Store pesticides in tightly closed original containers in a locked cabinet, room or building away from children, pets, and livestock. Make sure the labels are intact and the container is not torn or leaking. Do not store with food, feed, seed, fertilizer or water supplies. Do not store large quantities of herbicides in the same building with other pesticides. Some herbicides are volatile and can contaminate other pesticides.

For liquid formulations, heated storages with temperatures about 5oC are ideal. Although cold temperature protection is not necessary for wettable powders, they should be kept in dry storage, shielded from direct sunlight and excessive heat, both in winter and summer. Storage areas in all cases should be cool, dry and well ventilated.

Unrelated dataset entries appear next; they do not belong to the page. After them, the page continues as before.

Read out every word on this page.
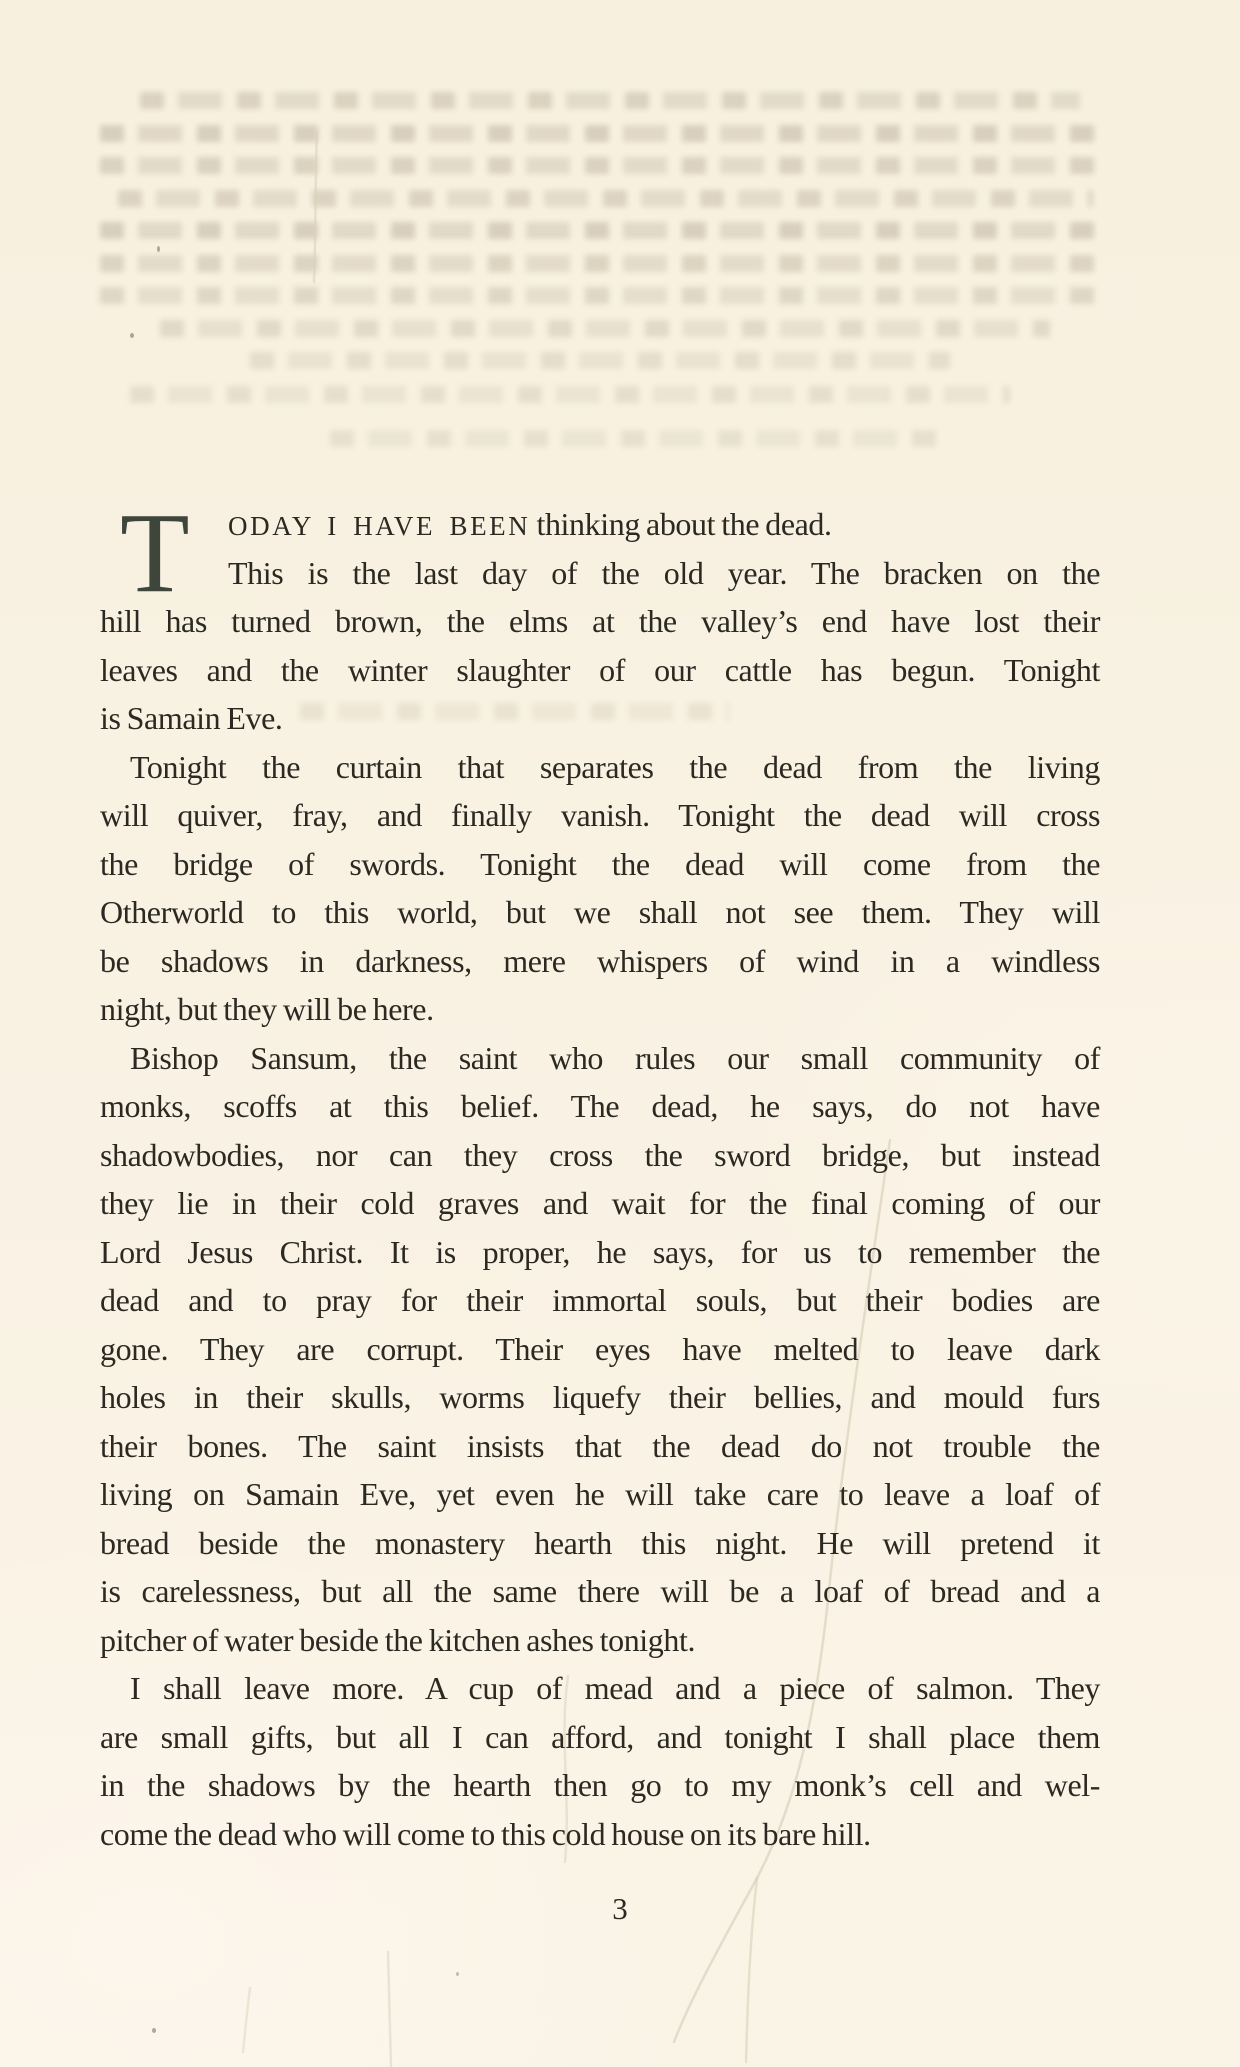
T	ODAY I HAVE BEEN thinking about the dead.
This is the last day of the old year. The bracken on the
hill has turned brown, the elms at the valley’s end have lost their
leaves and the winter slaughter of our cattle has begun. Tonight
is Samain Eve.
Tonight the curtain that separates the dead from the living
will quiver, fray, and finally vanish. Tonight the dead will cross
the bridge of swords. Tonight the dead will come from the
Otherworld to this world, but we shall not see them. They will
be shadows in darkness, mere whispers of wind in a windless
night, but they will be here.
Bishop Sansum, the saint who rules our small community of
monks, scoffs at this belief. The dead, he says, do not have
shadowbodies, nor can they cross the sword bridge, but instead
they lie in their cold graves and wait for the final coming of our
Lord Jesus Christ. It is proper, he says, for us to remember the
dead and to pray for their immortal souls, but their bodies are
gone. They are corrupt. Their eyes have melted to leave dark
holes in their skulls, worms liquefy their bellies, and mould furs
their bones. The saint insists that the dead do not trouble the
living on Samain Eve, yet even he will take care to leave a loaf of
bread beside the monastery hearth this night. He will pretend it
is carelessness, but all the same there will be a loaf of bread and a
pitcher of water beside the kitchen ashes tonight.
I shall leave more. A cup of mead and a piece of salmon. They
are small gifts, but all I can afford, and tonight I shall place them
in the shadows by the hearth then go to my monk’s cell and wel-
come the dead who will come to this cold house on its bare hill.
3
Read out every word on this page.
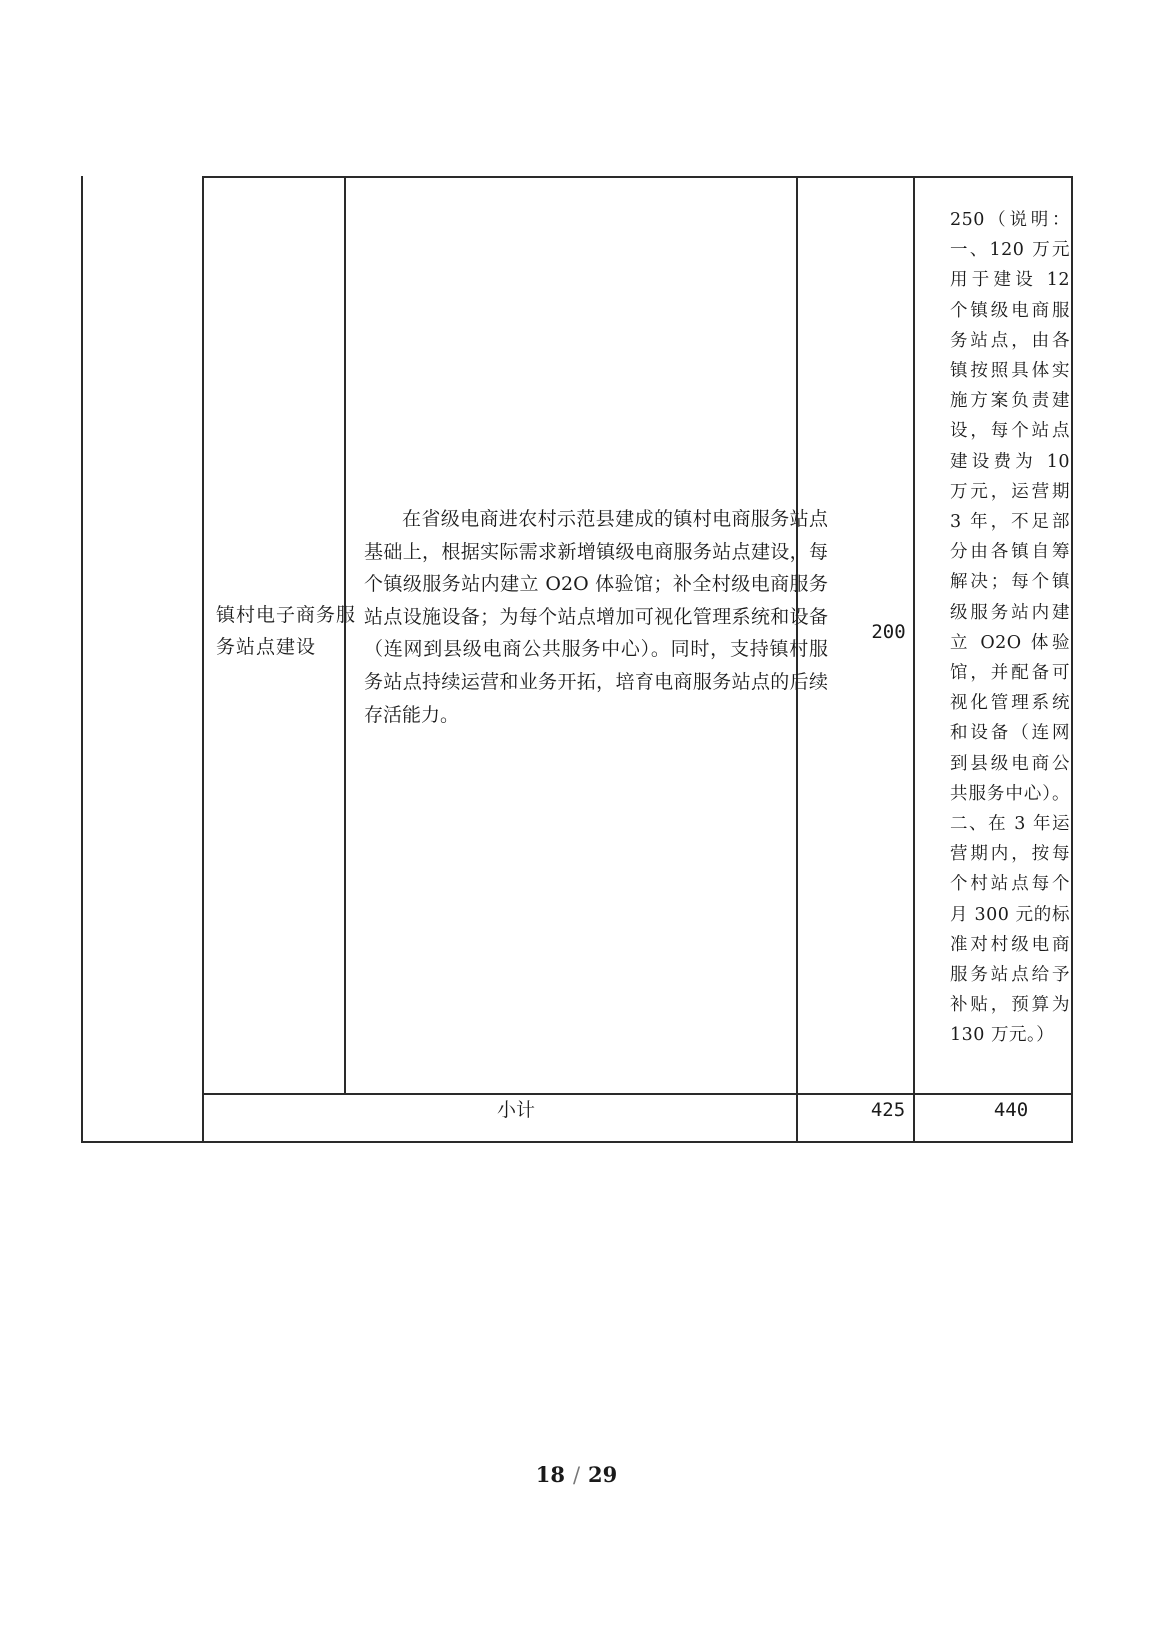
镇村电子商务服务站点建设
在省级电商进农村示范县建成的镇村电商服务站点基础上，根据实际需求新增镇级电商服务站点建设，每个镇级服务站内建立 O2O 体验馆；补全村级电商服务站点设施设备；为每个站点增加可视化管理系统和设备（连网到县级电商公共服务中心）。同时，支持镇村服务站点持续运营和业务开拓，培育电商服务站点的后续存活能力。
200
250（说明：一、120 万元用于建设 12 个镇级电商服务站点，由各镇按照具体实施方案负责建设，每个站点建设费为 10 万元，运营期 3 年，不足部分由各镇自筹解决；每个镇级服务站内建立 O2O 体验馆，并配备可视化管理系统和设备（连网到县级电商公共服务中心）。二、在 3 年运营期内，按每个村站点每个月 300 元的标准对村级电商服务站点给予补贴，预算为 130 万元。）
小计	425	440
18 / 29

Mark all entrances to storage areas clearly in language understandable to all employees with appropriate warnings indicating "Warning, Chemical Storage, Authorized Persons Only". Always check the container label for specific information relative to storage.



Disposal of Pesticides

Any pesticide that cannot be used, because it is not needed, not registered any more, or unusable for some other reason (damaged, for example) may be considered a hazardous waste. Because the proper disposal of waste pesticides is complicated and must be carried out in an environmentally sound manner, it is recommended that the provincial pesticide regulatory agency or the Department of the Environment be called for guidance in this matter.




Empty pesticide containers should be rinsed three times with about 10% of the volume of the container. The rinsate should be put into the spray tank to be used. For plastic and paper bags, one rinse is acceptable. The containers should be punctured or rendered unusable, and taken to a landfill site that will accept them. The use of returnable containers is encouraged. Large metal containers are recycled where possible.